今回はアラサー(30代)の頃に体験したプロジェクトの思い出を手記風に。
ある日一介の平社員だった私に当時の支店長が猫なで声で近寄ってきた。
「来週からこのプロジェクトのマネージャーやってくれないか?」
「もうそれは既に始まっていて、数ヶ月経過してるプロジェクトじゃないですか?」
「いや、ちょっと問題があってマネージャー交替しようかと‥‥」
どうも危険な香りがしたが社命とあっては拒否するわけにもいかない。
引継ぎしようと担当マネージャー(40代係長)を捜すが見当たらない。
所在なげに座ってるプログラマーにマネージャーの居場所を聞いたら、ここ数日見かけないとの事。
携帯に電話するとちょっと体調崩したから数日休むとの事。
なので、数日経って電話すると、こんどは母の調子が悪いからまた数日休むとの事。
しまいに携帯がつながらなくなった。
結局、そのマネージャーは重責に耐えられず失踪してしまった。
これではプロジェクトの進捗状況がわからない。
ただ、メンバーに新入社員が多くマネージャーが失踪しているプロジェクトからしてまともなプログラムは1本もないという事だけはわかっていた。
ほどなくお客様から電話がかかってくる。
「君がひげぱわーか! すぐ来い!」
何事かと慌てて客先に飛んでいくと、全身をジロジロ見られた上に
「どこの馬の骨ともわからん君にプロジェクトがやれるのか!」
と怒号交じりで怒っておられる。
よくよく話を聞いてみると、担当営業がプロジェクトマネージャーの交代の連絡を電話1本ですまそうとしたらしく、そのいいかげんさにカチンと来たらしい。
プライドがボロボロになるのを感じながら
「不安になる気持ちはよくわかりますが、頼むから1ヶ月私を見ててくれ」
と根拠も何もないのに言い放つ。
自社に帰って営業マンにひとしきり毒づいてから腹を決めた。
取締役に電話をし、グループ会社から大量に人を借り、大赤字覚悟で体制を作り直し
「期限だけは守ろう」
と宣言した。
何十人ものエンジニアが取締役が差し入れてくれたカップラーメンと栄養ドリンクを主食にしながら終電間際まで仕事をし、土日だけじゃなく正月まで返上してプログラムを作り続け、私は「もういいから来るな」と言われるまで毎週しつこいぐらいに客先で状況報告するという数ヶ月を過ごして身も心もボロボロになっていった。

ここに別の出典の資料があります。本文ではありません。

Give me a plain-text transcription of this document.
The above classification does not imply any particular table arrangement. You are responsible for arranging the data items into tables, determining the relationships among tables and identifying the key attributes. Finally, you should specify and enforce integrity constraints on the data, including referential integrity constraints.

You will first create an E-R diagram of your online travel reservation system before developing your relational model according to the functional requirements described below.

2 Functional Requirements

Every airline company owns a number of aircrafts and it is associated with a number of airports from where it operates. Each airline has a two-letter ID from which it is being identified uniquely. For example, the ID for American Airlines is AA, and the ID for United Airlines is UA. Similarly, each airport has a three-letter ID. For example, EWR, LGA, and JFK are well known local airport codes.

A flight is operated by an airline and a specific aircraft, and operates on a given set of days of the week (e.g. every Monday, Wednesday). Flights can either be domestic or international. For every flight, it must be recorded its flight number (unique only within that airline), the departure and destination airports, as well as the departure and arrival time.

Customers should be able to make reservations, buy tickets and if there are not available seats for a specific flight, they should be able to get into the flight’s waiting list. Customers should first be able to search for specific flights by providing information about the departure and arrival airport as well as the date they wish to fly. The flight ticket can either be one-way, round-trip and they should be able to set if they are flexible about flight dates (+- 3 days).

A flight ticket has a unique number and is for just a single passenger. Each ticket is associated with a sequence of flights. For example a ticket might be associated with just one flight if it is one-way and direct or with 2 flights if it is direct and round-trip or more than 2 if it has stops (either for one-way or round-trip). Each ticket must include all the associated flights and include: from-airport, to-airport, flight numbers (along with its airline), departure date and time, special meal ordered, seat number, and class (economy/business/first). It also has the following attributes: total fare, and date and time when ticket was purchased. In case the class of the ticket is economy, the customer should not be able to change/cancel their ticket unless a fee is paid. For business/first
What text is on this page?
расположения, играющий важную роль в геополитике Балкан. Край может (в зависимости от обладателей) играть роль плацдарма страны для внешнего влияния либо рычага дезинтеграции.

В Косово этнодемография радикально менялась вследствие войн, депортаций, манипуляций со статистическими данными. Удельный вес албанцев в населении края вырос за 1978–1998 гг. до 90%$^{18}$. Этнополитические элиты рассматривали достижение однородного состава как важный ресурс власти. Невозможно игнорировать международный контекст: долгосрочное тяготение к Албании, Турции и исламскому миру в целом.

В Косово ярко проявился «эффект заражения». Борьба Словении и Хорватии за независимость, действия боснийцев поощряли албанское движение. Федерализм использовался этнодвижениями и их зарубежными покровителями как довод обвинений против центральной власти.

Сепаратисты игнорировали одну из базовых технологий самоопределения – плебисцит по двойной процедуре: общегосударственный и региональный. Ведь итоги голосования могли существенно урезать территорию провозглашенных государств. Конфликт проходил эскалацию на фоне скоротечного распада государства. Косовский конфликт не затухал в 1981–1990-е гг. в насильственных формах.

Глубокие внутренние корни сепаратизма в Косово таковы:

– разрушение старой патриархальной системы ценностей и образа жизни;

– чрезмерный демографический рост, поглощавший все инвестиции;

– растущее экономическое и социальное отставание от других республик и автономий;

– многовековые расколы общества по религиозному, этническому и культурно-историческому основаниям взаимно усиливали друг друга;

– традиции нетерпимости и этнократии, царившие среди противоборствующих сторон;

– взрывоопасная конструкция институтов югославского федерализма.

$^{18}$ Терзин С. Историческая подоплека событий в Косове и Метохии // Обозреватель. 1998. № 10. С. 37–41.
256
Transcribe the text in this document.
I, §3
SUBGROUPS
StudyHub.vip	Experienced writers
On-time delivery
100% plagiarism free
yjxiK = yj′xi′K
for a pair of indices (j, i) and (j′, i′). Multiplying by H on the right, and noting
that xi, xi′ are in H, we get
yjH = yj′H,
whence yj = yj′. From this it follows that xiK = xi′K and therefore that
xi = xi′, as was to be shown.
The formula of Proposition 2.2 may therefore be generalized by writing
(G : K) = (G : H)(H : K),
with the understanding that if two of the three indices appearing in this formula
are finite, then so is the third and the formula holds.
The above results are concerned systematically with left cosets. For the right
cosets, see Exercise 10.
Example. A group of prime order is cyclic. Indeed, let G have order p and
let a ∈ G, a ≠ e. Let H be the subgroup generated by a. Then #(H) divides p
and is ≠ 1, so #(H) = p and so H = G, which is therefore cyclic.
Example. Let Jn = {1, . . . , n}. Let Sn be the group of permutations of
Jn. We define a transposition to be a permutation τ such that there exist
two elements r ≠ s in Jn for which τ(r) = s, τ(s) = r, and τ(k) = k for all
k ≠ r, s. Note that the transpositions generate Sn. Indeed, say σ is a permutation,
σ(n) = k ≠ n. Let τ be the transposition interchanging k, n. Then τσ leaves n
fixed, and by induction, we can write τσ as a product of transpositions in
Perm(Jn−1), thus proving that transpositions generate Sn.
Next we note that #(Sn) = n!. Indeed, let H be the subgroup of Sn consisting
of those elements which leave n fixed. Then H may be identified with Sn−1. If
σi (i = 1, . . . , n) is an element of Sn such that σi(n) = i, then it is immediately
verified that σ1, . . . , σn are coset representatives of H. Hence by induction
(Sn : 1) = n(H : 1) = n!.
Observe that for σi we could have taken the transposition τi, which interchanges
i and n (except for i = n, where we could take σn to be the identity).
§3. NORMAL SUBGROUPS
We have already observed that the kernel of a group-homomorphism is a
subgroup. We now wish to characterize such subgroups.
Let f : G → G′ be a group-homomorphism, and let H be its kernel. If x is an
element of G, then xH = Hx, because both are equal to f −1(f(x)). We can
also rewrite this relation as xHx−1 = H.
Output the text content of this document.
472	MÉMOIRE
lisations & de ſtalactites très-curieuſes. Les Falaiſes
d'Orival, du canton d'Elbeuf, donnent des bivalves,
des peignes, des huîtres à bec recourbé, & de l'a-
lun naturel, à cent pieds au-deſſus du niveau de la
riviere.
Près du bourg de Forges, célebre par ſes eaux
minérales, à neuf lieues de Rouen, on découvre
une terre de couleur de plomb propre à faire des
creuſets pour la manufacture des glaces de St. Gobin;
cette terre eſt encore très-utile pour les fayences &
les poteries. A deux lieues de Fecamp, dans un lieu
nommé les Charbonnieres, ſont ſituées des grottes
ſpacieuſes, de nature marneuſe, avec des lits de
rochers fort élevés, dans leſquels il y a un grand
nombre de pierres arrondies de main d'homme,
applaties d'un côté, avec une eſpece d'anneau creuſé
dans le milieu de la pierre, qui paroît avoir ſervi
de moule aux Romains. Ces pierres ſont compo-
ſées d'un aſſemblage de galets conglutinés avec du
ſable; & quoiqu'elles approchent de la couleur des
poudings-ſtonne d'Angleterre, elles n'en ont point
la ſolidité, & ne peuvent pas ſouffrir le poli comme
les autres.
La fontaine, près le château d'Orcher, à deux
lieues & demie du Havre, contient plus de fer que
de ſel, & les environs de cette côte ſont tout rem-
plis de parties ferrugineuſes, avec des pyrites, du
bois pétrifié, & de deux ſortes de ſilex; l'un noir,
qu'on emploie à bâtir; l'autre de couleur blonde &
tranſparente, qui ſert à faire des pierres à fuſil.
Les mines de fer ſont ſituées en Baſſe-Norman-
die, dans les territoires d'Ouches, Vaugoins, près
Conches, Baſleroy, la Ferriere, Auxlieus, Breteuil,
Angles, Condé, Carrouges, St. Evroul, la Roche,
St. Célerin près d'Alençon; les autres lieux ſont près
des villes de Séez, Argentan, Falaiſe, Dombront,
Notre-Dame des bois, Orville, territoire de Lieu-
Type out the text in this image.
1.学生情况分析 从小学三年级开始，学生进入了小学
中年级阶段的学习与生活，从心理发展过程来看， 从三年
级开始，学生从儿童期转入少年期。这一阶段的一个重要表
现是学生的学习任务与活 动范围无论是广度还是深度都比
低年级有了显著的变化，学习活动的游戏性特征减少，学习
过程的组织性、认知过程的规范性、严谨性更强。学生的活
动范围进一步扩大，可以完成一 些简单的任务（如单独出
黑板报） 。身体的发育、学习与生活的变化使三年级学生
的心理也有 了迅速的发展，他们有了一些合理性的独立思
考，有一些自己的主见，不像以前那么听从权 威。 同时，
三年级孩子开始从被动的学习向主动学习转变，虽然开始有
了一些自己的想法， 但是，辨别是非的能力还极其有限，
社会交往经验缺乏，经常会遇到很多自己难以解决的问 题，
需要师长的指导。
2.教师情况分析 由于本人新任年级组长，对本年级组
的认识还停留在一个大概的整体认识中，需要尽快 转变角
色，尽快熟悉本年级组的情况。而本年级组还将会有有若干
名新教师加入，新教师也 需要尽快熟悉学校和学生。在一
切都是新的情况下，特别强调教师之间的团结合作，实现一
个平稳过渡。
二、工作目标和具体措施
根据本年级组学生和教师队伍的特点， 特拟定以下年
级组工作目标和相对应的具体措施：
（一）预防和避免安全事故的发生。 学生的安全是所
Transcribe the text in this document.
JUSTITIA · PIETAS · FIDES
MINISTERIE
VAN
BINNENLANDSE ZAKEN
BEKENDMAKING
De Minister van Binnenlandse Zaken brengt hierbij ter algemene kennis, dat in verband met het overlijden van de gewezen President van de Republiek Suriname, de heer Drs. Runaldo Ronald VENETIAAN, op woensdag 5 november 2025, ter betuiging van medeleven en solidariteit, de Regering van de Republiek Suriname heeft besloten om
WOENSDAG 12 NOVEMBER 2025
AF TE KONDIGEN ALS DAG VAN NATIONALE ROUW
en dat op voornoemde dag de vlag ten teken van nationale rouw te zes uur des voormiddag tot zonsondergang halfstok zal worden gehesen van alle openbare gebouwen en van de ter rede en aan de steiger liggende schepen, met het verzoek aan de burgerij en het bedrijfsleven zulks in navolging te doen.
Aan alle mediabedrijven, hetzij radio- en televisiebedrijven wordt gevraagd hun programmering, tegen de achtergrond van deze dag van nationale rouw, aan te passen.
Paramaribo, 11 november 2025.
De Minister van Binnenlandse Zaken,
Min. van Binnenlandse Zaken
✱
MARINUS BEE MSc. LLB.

結果として当然赤字プロジェクトではあったが、なんとか納期は間に合った。
品質がよかったかどうかはわからない。
ただ、納品後、私を"馬の骨"と罵ったお客さんにお酒に誘われ
「最初は全く信用してなかったけど、終わった今改めて振り返ってみると君と仕事ができてよかった。」
という言葉に、すっかり業界から逃げ出すつもりだった私は救われた。
翌月、取締役から1本の電話があった。
「おまえ平社員じゃもの足らないだろうから、係長にしておくわ」
私はその役職手当をありがたく頂戴し、その後いくつかのプロジェクトをこなし、そして翌年会社を辞めた。
そのプロジェクトで働いていた2人のプログラマも一緒に辞めて私についてきた。
辞めたことが正解だったのかどうかは未だにわからないのだが、ただこのプロジェクトの思い出は今でも時々思い起こされてくるし、最悪なプロジェクトだったにもかかわらずなぜか自分のなかでの励みとなっている。
そして、アラフォー最後の日となった今(7/18)まだ私はIT業界で働いている。